On the cluster, this can all be done by executing ./run.sh, which sets the appropriate environment variables as well as using the appropriate hdfs dirs:

cd /shared/patents/nltk-hadoop
./run.sh

See the cosine similarities of all documents:

ls $OUTPUT_DIR/part-*

See the tfidf metrics for each document/word pair:

ls $tfidf/part-*

Run the test suite

with nose installed,

nosetests

Write a new map / reduce job and run it

Hadoop streaming accepts any command as a mapper or reducer, but to use the map_reduce_utils module, the basic pattern is as follows:

first, write a mapper like the abstract one below:

#!/usr/bin/env python

import map_reduce_utils as mru


def mapper():
    for in_key, in_value in mru.json_loader():
        out_key = {}  # the key that is emitted by hadoop as json
        out_value = {}  # the value that is emitted by hadoop as json
        mru.mapper_emit(out_key, out_value, sys.stdout)


if __name__ == '__main__':
   mapper()  # feel free to pass arguments here as well

then, write a reducer similar to:

#!/usr/bin/env python

import map_reduce_utils as mru
import sys


def reducer():
    for in_key, key_stream in mru.reducer_stream():
        values = []  # will contain each value associated with in_key
        for in_value in key_stream:
            values.append(in_value)
        # now, values contains all of the values stored as Dicts, so we can
        # do our "reduction" with arbitrary python. note that you don't need to
        # store all of the in_values if, for example, we only need a running sum
        out_key = {}  # the key that is emitted by hadoop as json
        out_value = {}  # the value that is emitted by hadoop as json
        mru.reducer_emit(out_key, out_value, sys.stdout)
        # you can also emit more than one key-value pairs here, for example
        # one for each key-value pair where key = in_key:
        for value in values:
            out_key = {} # the key that is emitted by hadoop as json
            out_value = {} # the value that is emitted by hadoop as json
            mru.reducer_emit(out_key, out_value, sys.stdout)


if __name__ == '__main__':
   reducer()  # feel free to pass arguments here as well

now, in your main driver (let's call it run_hadoop.py for future reference), invoke your mapper and reducer

import  map_reduce_utils as mru

# input_dir contains the lines piped into the reducer, output_dir is where the
# results will be placed.
mru.run_map_reduce_job('mapper.py', 'reducer.py', input_dir, output_dir)
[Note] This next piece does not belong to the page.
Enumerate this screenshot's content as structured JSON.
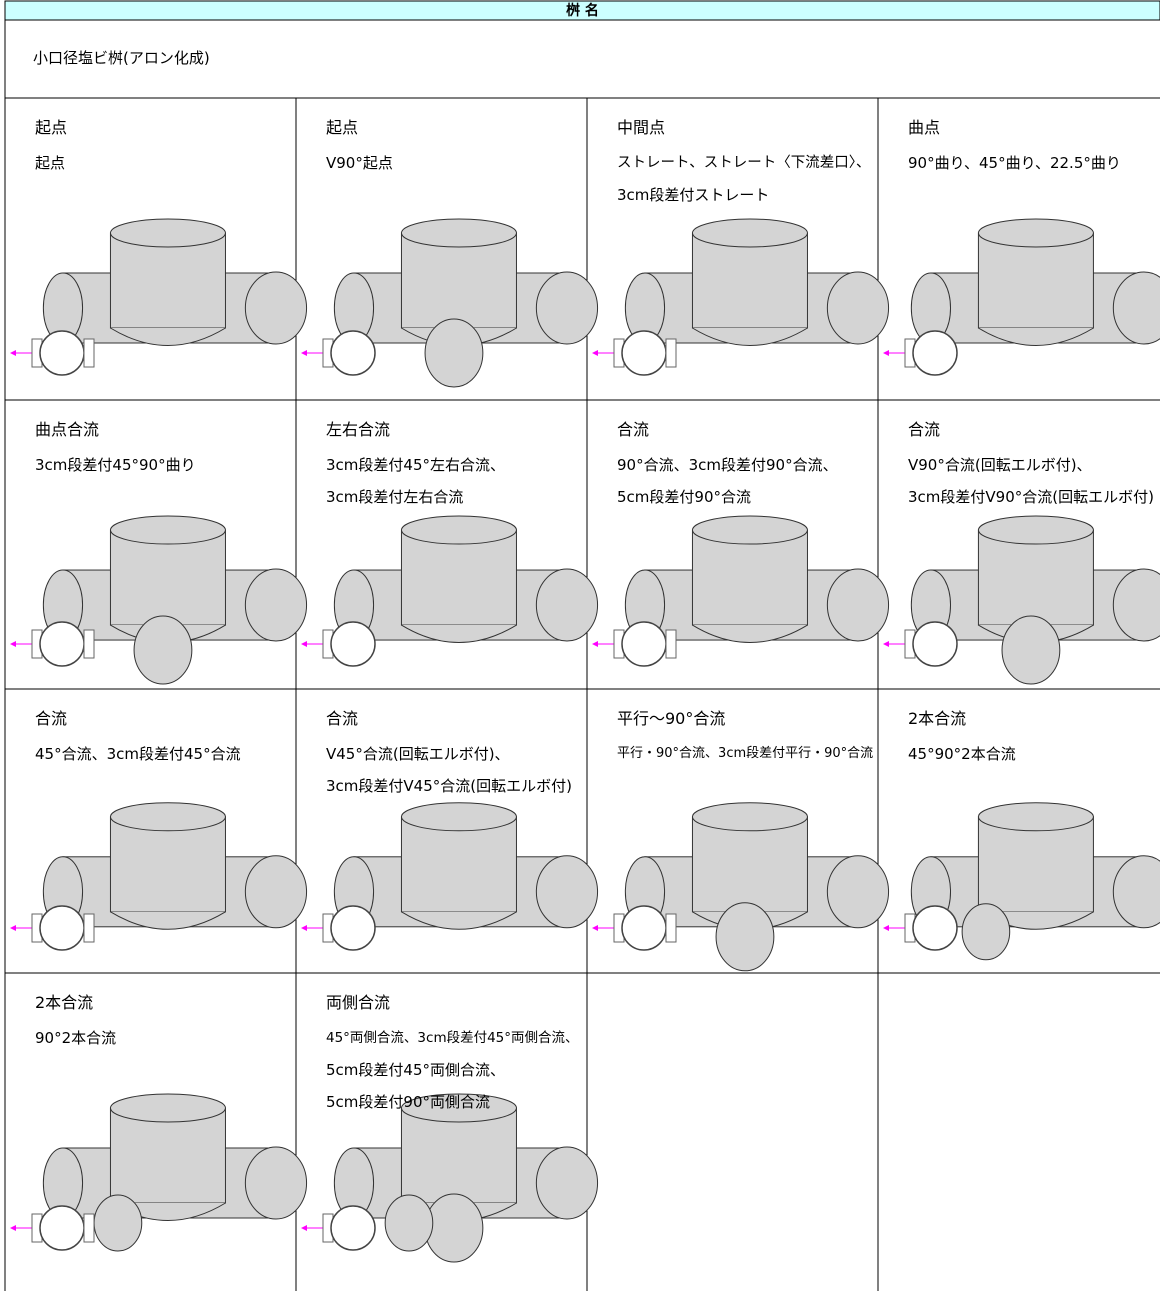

# note that we can pass arguments or arbitrary commands as mappers and reducers
# and use the output of one job as the input of the next job to chain MR jobs

mru.run_map_reduce_job('second_mapper.py --arg 1', 'wc -l',
                        output_dir, second_MR_job_output_dir)
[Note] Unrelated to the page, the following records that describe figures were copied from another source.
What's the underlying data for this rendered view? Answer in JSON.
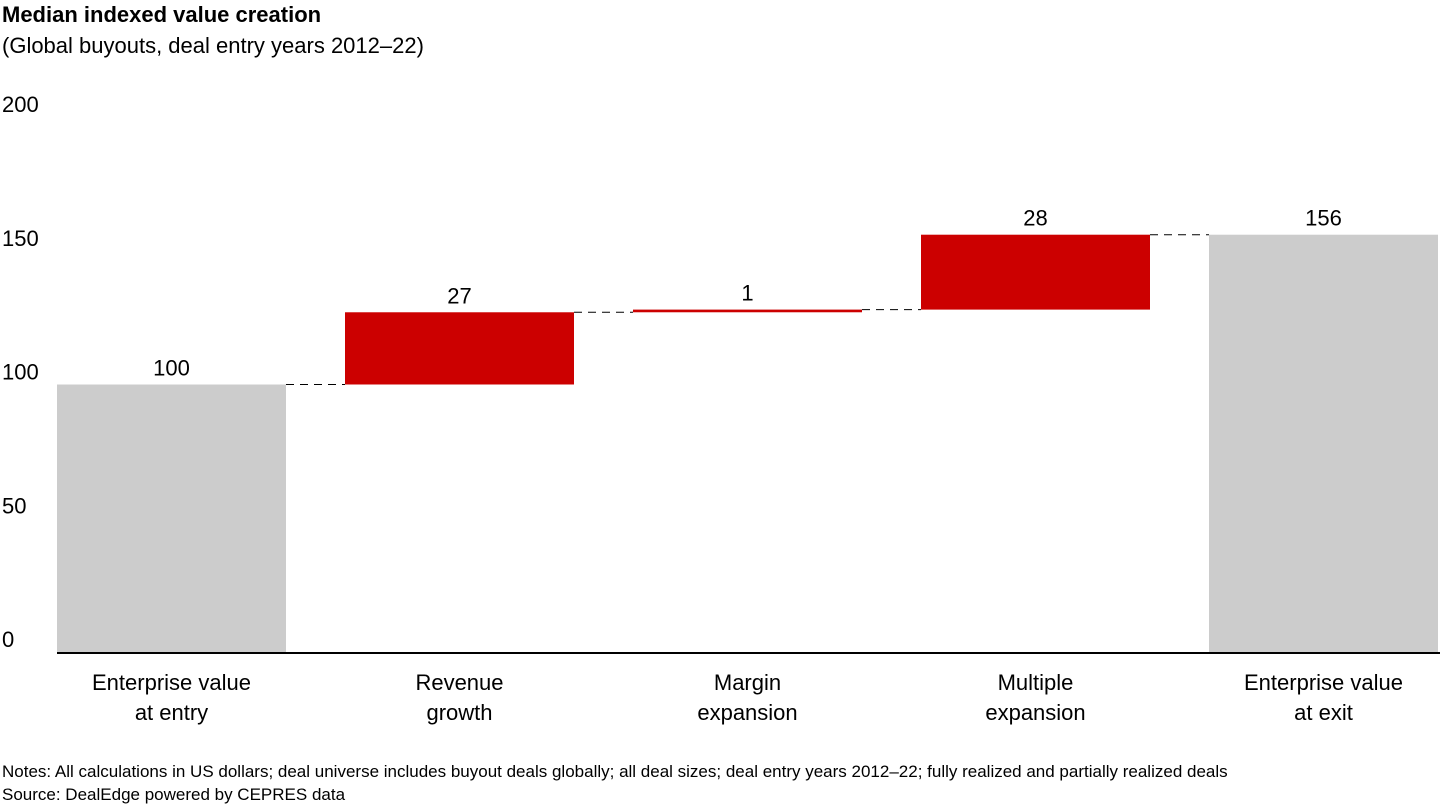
{
  "chart_data": {
    "type": "waterfall",
    "title": "Median indexed value creation",
    "subtitle": "(Global buyouts, deal entry years 2012–22)",
    "categories": [
      [
        "Enterprise value",
        "at entry"
      ],
      [
        "Revenue",
        "growth"
      ],
      [
        "Margin",
        "expansion"
      ],
      [
        "Multiple",
        "expansion"
      ],
      [
        "Enterprise value",
        "at exit"
      ]
    ],
    "steps": [
      {
        "kind": "total",
        "value": 100,
        "label": "100"
      },
      {
        "kind": "delta",
        "value": 27,
        "label": "27"
      },
      {
        "kind": "delta",
        "value": 1,
        "label": "1"
      },
      {
        "kind": "delta",
        "value": 28,
        "label": "28"
      },
      {
        "kind": "total",
        "value": 156,
        "label": "156"
      }
    ],
    "yticks": [
      0,
      50,
      100,
      150,
      200
    ],
    "ylim": [
      0,
      200
    ],
    "xlabel": "",
    "ylabel": "",
    "grid": false,
    "colors": {
      "total": "#cccccc",
      "delta": "#cc0000",
      "connector": "#000000",
      "axis": "#000000"
    }
  },
  "footer": {
    "notes": "Notes: All calculations in US dollars; deal universe includes buyout deals globally; all deal sizes; deal entry years 2012–22; fully realized and partially realized deals",
    "source": "Source: DealEdge powered by CEPRES data"
  }
}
Before running the previous code, however, remember to define the appropriate environment variables. For example, in a shell, run:

source settings.sh
python run_hadoop.py

Note that

  • You don't need to use avro and json. If you want, you can specify the input and output format when invoking map_reduce_utils.run_map_reduce_job, as well as the tokenizers for the generators in both the mapper and reducer.
  • You can run just a map job (i.e. no reducer) with map_reduce_utils.run_map_job
  • To see a concrete example of a mapper and reduer, look at word_join_map.py and word_join_red.py.
  • To see a concrete example of invoking a hadoop job, look at mapred_tfidf.py

The TFIDF Metric

After cleaning and stemming a document, we obtain a list of words, d, for that document. The tfidf score of a word w in d is defined as follows:

  • let n be the number of times w appears in d
  • let N be the length of d
  • let D be the number of documents in the corpus
  • let m be the number of documents in which the word d appears at least once
  • tf = n / N (tf is the 'term frequency' of the word)
  • idf = D / m (idf is the 'inverse document frequency' of the word)
  • log_idf = log(D / m) (log_idf is the log inverse document frequency)
  • tfidf = tf*idf
  • tf_log_idf = tf*log_idf

These naming conventions are used in certain places in the codebase, for example in the docstrings for many mapper and reducer functions.